Les députés ont adopté le 14 juin la proposition de loi instaurant le droit d'accès à l'eau et à l'assainissement pour tous et l'obligation pour les collectivités compétentes en la matière de prendre les mesures nécessaires pour satisfaire les besoins des personnes non raccordées au réseau d'eau potable. Ce texte prévoit aussi l'instauration d'une allocation forfaitaire d'eau pour les personnes en situation de précarité raccordées au réseau. Mais en séance, le mécanisme de financement de cette mesure a été supprimé.

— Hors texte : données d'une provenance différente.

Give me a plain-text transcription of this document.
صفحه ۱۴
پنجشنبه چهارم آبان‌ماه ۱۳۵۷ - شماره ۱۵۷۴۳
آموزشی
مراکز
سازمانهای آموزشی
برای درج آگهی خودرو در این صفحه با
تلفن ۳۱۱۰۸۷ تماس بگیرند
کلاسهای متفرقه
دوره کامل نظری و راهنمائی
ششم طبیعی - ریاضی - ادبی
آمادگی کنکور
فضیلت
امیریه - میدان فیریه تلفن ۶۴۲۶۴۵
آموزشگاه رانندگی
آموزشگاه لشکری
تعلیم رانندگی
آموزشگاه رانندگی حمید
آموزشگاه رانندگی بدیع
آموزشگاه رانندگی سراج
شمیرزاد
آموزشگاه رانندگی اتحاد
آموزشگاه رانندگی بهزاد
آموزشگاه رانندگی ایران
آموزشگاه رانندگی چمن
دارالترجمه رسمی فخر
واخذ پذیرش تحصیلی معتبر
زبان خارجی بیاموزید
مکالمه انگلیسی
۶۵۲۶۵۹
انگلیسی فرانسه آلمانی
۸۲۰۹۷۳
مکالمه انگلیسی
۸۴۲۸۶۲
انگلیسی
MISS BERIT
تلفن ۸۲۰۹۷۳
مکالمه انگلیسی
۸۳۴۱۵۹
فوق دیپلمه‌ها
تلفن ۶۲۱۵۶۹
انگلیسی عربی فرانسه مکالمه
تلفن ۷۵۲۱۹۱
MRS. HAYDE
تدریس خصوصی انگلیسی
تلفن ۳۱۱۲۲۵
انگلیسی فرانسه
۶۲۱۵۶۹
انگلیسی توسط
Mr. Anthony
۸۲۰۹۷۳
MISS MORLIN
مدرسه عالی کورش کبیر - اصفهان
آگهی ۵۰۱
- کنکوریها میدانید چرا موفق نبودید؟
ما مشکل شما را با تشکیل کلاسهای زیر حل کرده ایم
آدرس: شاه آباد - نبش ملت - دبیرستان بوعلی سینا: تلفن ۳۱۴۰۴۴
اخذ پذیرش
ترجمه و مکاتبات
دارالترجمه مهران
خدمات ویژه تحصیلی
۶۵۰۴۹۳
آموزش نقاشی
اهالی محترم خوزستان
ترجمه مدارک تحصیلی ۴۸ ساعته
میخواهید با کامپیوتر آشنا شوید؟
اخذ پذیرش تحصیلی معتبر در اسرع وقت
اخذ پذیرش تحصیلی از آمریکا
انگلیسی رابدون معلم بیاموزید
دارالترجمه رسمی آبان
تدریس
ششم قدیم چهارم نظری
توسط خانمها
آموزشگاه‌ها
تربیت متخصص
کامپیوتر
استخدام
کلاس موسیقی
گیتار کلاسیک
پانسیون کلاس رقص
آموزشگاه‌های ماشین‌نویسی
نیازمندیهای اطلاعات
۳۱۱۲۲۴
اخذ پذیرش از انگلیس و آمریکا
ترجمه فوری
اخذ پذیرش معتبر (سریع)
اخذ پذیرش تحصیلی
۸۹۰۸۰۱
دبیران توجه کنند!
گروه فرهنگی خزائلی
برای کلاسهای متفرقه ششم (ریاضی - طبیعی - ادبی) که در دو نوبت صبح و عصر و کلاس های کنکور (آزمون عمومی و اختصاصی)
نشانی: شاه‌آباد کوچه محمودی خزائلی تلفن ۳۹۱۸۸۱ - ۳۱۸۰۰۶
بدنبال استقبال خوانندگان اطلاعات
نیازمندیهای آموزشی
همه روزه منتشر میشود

L'Assemblée nationale a adopté le 14 juin en séance, en première lecture, une proposition de loi portée par des députés de la majorité, du Front de gauche et de l'UDI sur la mise en œuvre effective du droit à l'eau et à l'assainissement pour tous. Longtemps réclamé par le monde associatif, notamment la Fondation France Libertés, la Coalition Eau et la Coordination Eau Ile-de-France, ce texte instaure "le droit, pour chaque personne physique, dans des conditions compatibles avec ses ressources, de disposer chaque jour d'une quantité suffisante d'eau potable pour répondre à ses besoins élémentaires" et d'"accéder aux équipements lui permettant d'assurer son hygiène, son intimité et sa dignité" (article 1er). Les autres dispositions de la proposition de loi déclinent les objectifs inscrits à cet article 1er.

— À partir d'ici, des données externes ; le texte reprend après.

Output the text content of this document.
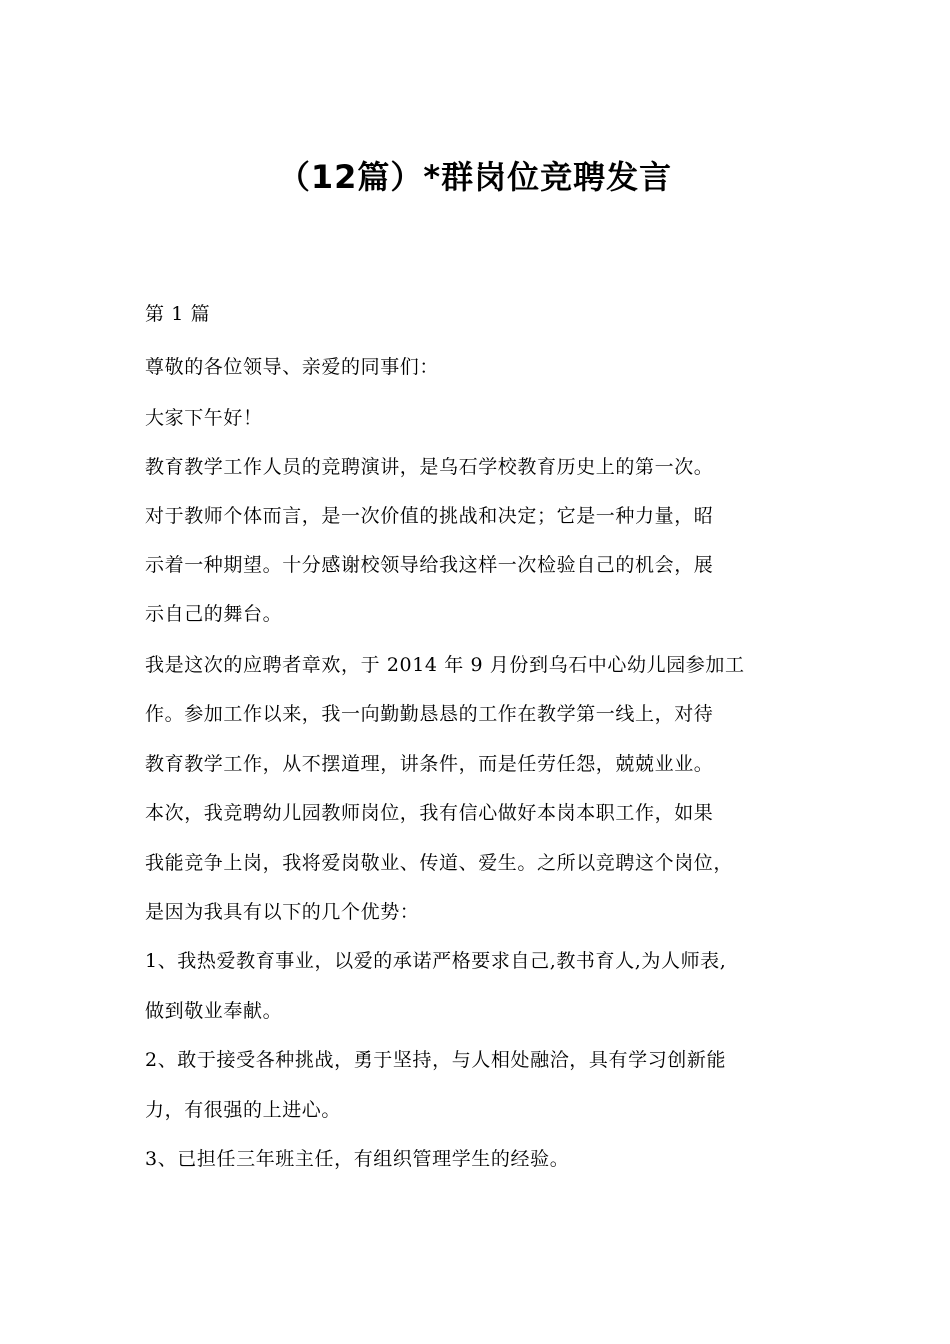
（12篇）*群岗位竞聘发言
第 1 篇
尊敬的各位领导、亲爱的同事们：
大家下午好！
教育教学工作人员的竞聘演讲，是乌石学校教育历史上的第一次。
对于教师个体而言，是一次价值的挑战和决定；它是一种力量，昭
示着一种期望。十分感谢校领导给我这样一次检验自己的机会，展
示自己的舞台。
我是这次的应聘者章欢，于 2014 年 9 月份到乌石中心幼儿园参加工
作。参加工作以来，我一向勤勤恳恳的工作在教学第一线上，对待
教育教学工作，从不摆道理，讲条件，而是任劳任怨，兢兢业业。
本次，我竞聘幼儿园教师岗位，我有信心做好本岗本职工作，如果
我能竞争上岗，我将爱岗敬业、传道、爱生。之所以竞聘这个岗位，
是因为我具有以下的几个优势：
1、我热爱教育事业，以爱的承诺严格要求自己,教书育人,为人师表,
做到敬业奉献。
2、敢于接受各种挑战，勇于坚持，与人相处融洽，具有学习创新能
力，有很强的上进心。
3、已担任三年班主任，有组织管理学生的经验。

Une nouvelle obligation pour les collectivités

L'article 2 prévoit ainsi d'introduire dans le Code de la santé publique l'obligation pour les collectivités territoriales ou les établissements publics de coopération intercommunale compétents en matière de distribution d'eau potable et d'assainissement de prendre "les mesures nécessaires pour satisfaire les besoins élémentaires en eau potable et en assainissement des personnes qui ne disposent pas d'un raccordement au réseau d'eau potable". Les collectivités compétentes doivent ainsi installer et entretenir des équipements de distribution gratuite d'eau potable. Le texte prévoit que dans chaque commune de plus de 3.500 habitants, des toilettes publiques gratuites sont accessibles à toute personne. En outre, les collectivités de plus de 15.000 habitants doivent installer et entretenir des douches gratuites et adopter, "le cas échéant", des dispositions pour donner accès à des douches ou des laveries dans des établissements recevant du public. Le texte précise que ces dispositions de mise en œuvre doivent être prises dans un délai de cinq ans à compter de la promulgation de la loi et que les collectivités ou EPCI concernés peuvent utiliser, "le cas échéant", des équipements sanitaires existant dans des bâtiments communaux et dans des équipements qu'ils subventionnent.
En séance, les députés ont voté un amendement gouvernemental afin d'élargir les financements auxquels les collectivités peuvent prétendre pour mettre en place de nouveaux équipements. Le terme "subventions" a été remplacé par celui d'"aides", jugé moins restrictif, et celui de "sanitaires" a été supprimé "afin de ne pas réduire le champ d'intervention des collectivités souhaitant créer de nouveaux équipements, qui peuvent également concerner l'eau potable", selon l'exposé des motifs de l'amendement soutenu par Barbara Pompili, secrétaire d'Etat à la Biodiversité.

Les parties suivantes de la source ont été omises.